Activation of pancreatic stellate cells attenuates intracellular $Ca^{2+}$ signals due to downregulation of TRPA1 and protects against cell death induced by alcohol metabolites

Alcohol abuse, an increasing problem in developed societies, is one of the leading causes of acute and chronic pancreatitis. Alcoholic pancreatitis is often associated with fibrosis mediated by activated pancreatic stellate cells (PSCs). Alcohol toxicity predominantly depends on its non-oxidative metabolites, fatty acid ethyl esters, generated from ethanol and fatty acids.

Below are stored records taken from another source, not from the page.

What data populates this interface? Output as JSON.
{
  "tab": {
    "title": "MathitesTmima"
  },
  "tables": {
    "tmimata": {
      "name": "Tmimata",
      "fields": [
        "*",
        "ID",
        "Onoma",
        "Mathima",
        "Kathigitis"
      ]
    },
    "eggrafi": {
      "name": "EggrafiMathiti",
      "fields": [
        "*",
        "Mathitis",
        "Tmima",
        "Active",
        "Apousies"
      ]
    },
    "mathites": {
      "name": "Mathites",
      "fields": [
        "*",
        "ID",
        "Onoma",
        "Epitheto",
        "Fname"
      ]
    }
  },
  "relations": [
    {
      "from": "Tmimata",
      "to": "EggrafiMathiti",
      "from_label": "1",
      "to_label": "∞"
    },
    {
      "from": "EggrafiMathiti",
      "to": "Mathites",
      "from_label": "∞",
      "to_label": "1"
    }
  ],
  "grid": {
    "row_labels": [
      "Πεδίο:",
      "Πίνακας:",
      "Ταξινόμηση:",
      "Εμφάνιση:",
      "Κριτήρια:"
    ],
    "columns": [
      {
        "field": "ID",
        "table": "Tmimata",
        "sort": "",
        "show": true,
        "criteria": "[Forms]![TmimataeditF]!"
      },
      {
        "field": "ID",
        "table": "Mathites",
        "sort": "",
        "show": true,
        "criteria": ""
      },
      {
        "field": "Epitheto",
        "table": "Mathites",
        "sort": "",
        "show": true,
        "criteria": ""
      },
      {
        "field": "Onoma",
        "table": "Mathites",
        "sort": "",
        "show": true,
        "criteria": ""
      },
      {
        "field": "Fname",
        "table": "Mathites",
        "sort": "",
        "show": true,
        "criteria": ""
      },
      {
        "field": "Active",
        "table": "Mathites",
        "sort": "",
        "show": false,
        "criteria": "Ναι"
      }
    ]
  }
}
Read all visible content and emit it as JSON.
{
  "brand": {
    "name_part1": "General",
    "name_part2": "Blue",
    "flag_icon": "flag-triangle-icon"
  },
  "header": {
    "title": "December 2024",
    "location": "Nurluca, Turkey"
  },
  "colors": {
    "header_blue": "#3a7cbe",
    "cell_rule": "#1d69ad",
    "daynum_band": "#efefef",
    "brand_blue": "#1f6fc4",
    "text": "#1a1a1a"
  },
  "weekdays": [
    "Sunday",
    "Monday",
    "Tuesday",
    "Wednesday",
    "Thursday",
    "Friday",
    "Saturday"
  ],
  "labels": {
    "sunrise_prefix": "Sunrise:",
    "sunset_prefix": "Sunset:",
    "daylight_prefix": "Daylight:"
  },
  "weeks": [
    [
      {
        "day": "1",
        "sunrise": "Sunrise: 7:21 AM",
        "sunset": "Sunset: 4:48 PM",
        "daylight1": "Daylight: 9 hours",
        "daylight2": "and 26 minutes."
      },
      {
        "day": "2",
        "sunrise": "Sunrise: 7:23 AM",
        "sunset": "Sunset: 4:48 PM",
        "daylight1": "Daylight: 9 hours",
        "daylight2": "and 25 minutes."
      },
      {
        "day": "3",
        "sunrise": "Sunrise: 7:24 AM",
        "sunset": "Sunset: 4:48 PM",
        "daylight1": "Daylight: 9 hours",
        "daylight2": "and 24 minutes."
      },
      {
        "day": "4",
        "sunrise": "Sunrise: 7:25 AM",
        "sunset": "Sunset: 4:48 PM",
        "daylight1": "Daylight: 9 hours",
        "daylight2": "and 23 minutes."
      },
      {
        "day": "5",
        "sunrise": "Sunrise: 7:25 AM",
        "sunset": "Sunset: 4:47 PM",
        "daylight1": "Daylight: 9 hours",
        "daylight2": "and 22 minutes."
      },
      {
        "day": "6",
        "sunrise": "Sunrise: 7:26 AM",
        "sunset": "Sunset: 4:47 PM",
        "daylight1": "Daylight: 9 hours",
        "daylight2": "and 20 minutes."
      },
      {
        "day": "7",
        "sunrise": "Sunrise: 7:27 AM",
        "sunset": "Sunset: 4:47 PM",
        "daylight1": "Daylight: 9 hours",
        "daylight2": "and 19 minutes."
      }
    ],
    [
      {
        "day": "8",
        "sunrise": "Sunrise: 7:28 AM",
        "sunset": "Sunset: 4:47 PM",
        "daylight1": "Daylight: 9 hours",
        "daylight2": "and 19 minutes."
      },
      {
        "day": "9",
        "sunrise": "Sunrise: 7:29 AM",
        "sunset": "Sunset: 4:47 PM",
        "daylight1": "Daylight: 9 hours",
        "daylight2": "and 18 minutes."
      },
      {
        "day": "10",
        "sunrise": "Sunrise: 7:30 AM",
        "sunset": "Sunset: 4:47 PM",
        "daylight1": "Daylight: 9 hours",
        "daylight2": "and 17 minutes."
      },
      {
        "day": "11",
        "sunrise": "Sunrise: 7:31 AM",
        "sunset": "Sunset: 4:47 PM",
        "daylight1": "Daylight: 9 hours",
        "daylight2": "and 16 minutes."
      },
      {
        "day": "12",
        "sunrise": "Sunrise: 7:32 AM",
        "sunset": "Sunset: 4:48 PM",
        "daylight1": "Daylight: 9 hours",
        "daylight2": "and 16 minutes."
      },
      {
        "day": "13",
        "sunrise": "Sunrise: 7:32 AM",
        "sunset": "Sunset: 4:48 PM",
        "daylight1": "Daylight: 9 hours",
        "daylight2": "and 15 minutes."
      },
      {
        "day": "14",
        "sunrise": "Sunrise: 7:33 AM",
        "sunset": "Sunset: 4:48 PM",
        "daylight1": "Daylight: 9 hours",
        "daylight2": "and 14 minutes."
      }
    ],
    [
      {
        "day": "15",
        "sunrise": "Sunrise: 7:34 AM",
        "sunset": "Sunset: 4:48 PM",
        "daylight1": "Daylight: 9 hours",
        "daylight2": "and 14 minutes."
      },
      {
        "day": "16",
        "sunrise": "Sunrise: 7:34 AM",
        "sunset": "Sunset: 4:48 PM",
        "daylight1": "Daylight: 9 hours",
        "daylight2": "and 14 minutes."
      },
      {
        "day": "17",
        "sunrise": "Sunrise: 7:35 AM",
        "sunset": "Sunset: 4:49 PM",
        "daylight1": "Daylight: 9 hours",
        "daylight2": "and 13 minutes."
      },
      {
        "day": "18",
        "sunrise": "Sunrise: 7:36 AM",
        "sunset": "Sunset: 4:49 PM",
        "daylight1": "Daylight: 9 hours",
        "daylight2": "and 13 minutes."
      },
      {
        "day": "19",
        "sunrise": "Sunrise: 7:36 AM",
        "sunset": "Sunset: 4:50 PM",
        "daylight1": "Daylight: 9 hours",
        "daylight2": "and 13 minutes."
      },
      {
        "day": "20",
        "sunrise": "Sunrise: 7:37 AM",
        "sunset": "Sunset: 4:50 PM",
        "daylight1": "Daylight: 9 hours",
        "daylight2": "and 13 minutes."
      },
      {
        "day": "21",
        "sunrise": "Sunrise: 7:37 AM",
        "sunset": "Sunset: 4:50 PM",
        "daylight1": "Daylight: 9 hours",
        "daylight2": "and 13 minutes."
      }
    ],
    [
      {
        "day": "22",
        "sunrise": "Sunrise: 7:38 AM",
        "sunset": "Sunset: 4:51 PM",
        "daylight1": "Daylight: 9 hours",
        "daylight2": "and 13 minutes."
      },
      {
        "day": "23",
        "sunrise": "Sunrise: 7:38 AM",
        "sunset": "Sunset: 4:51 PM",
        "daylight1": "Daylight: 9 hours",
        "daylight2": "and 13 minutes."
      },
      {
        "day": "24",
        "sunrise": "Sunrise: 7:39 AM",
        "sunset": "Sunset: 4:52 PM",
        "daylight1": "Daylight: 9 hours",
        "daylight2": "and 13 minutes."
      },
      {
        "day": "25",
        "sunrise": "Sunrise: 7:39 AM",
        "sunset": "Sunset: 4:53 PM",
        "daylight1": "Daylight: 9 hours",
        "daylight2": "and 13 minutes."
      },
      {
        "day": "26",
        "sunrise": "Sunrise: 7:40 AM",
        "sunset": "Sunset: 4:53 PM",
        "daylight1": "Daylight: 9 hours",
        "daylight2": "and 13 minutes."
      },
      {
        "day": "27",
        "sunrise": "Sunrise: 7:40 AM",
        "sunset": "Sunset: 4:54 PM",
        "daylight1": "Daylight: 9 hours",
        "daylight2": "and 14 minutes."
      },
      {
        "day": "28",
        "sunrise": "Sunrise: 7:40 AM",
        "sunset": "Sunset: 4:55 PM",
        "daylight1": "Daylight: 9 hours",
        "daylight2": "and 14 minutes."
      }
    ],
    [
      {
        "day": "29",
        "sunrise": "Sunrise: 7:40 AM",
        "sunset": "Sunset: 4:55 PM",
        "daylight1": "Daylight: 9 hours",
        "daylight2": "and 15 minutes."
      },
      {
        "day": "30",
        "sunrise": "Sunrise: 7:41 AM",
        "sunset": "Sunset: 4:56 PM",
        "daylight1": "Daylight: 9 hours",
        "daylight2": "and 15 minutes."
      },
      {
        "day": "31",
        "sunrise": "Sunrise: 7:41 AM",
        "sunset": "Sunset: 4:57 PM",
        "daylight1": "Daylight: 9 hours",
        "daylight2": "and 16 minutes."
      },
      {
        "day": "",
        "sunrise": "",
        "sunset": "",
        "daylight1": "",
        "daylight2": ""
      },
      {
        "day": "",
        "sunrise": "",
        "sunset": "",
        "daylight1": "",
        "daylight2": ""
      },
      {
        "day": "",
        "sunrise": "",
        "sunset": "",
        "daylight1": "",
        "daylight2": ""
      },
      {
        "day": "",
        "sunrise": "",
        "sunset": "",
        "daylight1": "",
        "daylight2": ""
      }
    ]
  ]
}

Although the role of non-oxidative alcohol metabolites and dysregulated $Ca^{2+}$ signalling in enzyme-storing pancreatic acinar cells is well established as the core mechanism of pancreatitis, signals in PSCs that trigger fibrogenesis are less clear. Here, we investigate real-time $Ca^{2+}$ signalling, changes in mitochondrial potential and cell death induced by ethanol metabolites in quiescent vs TGF-β-activated PSCs, compare the expression of $Ca^{2+}$ channels and pumps between the two phenotypes and the consequences these differences have on the pathogenesis of alcoholic pancreatitis. The extent of PSC activation in the pancreatitis of different aetiologies has been investigated in three animal models. Unlike biliary pancreatitis, alcohol-induced pancreatitis results in the activation of PSCs throughout the entire tissue. Ethanol and palmitoleic acid (POA) or palmitoleic acid ethyl ester (POAEE) act directly on quiescent PSCs, inducing cytosolic $Ca^{2+}$ overload, disrupting mitochondrial functions, and inducing cell death. However, activated PSCs acquire remarkable resistance against ethanol metabolites via enhanced $Ca^{2+}$-handling capacity, predominantly due to the downregulation of the TRPA1 channel. Inhibition or knockdown of TRPA1 reduces EtOH/POA-induced cytosolic $Ca^{2+}$ overload and protects quiescent PSCs from cell death, similarly to the activated phenotype. Our results lead us to review current dogmas on alcoholic pancreatitis. While acinar cells and quiescent PSCs are prone to cell death caused by ethanol metabolites, activated PSCs can withstand noxious signals and, despite ongoing inflammation, deposit extracellular matrix components. Modulation of $Ca^{2+}$ signals in PSCs by TRPA1 agonists/antagonists could become a strategy to shift the balance of tissue PSCs towards quiescent cells, thus limiting pancreatic fibrosis.